O julgamento foi marcado ainda no ano passado pelo juiz da 2ª Vara do Júri de Curitiba, Daniel de Avelar. O início está previsto para as 13h do dia 27 de fevereiro, no Tribunal do Juri, no Centro Cívico da capital.

A Justiça determinou que Carli Filho seja julgado por duplo homicídio doloso – quando há intenção de matar. O julgamento será em um auditório com capacidade para 370 pessoas e será aberto ao público. As regras para participação ainda não foram divulgadas, porém, é possível que sejam distribuídas senhas para aqueles que desejam acompanhar o julgamento.

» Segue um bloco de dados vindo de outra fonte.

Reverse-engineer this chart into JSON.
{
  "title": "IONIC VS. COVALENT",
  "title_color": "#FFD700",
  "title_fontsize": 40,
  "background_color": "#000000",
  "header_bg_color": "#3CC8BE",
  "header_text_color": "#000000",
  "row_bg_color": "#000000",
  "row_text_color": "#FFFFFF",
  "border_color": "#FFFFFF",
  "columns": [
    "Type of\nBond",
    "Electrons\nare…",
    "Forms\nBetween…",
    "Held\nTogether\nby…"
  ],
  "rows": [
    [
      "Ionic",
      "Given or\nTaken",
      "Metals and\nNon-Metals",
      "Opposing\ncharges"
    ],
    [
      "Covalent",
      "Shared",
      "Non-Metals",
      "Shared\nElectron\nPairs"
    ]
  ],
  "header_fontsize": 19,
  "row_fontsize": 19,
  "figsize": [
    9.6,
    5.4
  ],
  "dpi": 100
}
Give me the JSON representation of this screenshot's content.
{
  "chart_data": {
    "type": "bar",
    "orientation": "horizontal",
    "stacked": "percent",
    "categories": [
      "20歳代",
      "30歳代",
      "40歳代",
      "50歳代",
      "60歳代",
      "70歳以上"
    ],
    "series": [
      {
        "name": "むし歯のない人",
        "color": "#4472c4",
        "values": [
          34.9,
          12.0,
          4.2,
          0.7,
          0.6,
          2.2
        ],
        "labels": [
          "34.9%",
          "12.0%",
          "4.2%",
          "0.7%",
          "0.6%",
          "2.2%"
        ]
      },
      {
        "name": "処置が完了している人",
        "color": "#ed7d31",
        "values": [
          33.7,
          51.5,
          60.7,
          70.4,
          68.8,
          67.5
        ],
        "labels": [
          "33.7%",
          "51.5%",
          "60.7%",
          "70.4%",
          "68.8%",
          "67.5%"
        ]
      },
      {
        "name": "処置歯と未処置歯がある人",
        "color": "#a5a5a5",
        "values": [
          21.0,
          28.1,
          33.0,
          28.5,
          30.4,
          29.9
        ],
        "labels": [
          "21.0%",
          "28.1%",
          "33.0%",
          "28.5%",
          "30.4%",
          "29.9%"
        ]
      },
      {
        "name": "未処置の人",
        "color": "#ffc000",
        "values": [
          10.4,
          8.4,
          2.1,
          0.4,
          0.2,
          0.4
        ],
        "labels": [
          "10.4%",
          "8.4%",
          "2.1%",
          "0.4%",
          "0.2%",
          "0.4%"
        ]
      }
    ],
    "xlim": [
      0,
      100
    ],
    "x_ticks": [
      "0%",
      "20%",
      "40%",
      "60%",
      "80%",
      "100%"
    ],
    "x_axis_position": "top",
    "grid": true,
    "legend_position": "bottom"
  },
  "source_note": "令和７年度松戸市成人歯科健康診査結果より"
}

Os 25 jurados que farão parte do Conselho de Sentença vão ser sorteados pelo juiz Daniel Surdi Avelar. O sorteio acontece entre 10 e 15 dias antes do julgamento. Dos 25 jurados, 15 irão comparecer à primeira sessão. De acordo com o regulamento, tanto a defesa quanto a promotoria podem excluir três jurados, sem justificativa.

Os sete jurados restantes serão os responsáveis pelo destino do réu. Se o processo não terminar no mesmo dia, os jurados serão encaminhados a um hotel – onde ficarão sem nenhuma comunicação. Eles só serão conduzidos novamente ao Tribunal minutos antes do início da segunda sessão.

No total, onze testemunhas estão inscritas: seis de acusação e cinco de defesa. Entre elas, estão dois motoristas que presenciaram o acidente.

O acidente

As investigações apontaram que Carli Filho dirigia em alta velocidade e embriagado na noite do acidente. De acordo com o exame de alcoolemia realizado no dia do crime, Carli Filho tinha quase 8 decigramas de álcool por litro de sangue – número quatro vezes acima do permitido. Ele passou pelo cruzamento a cerca de 170 km/h, acertando, em cheio, o carro dos jovens.

Carli Filho também estava com a CNH suspensa – ele já tinha recebido mais de 20 multas por excesso de velocidade.

No dia 6 de maio do ano passado, véspera do acidente completar 8 anos, Carli Filho quebrou o silêncio e gravou um vídeo pedindo perdão às famílias das vítimas. “Eu sinto muito por tudo isso que aconteceu. Eu errei sim. Eu bebi e dirigi. Meu Deus, se eu pudesse voltar atrás”, disse.

A mãe de Rafael Yared a deputada Federal Cristiane Yared, respondeu o ex-deputado no dia seguinte, também por meio de um vídeo. “Esta manifestação dele em redes dizendo que bebeu e dirigiu, nós já temos isso em auto. O que ele não entendeu ainda é que não foi um mero acidente de trânsito”, afirma. “Isso foi um crime”.

A defesa de Carli Filho não tem se pronunciado, mas sustenta a tese de que trata-se de crime de trânsito, caracterizando homicídio culposo ou homicídio involuntário, quando não há intenção de matar. Durante o processo, a defesa argumentou que o ex-parlamentar transitava em uma via preferencial quando atingiu o veículo dos jovens, que passava pelo cruzamento.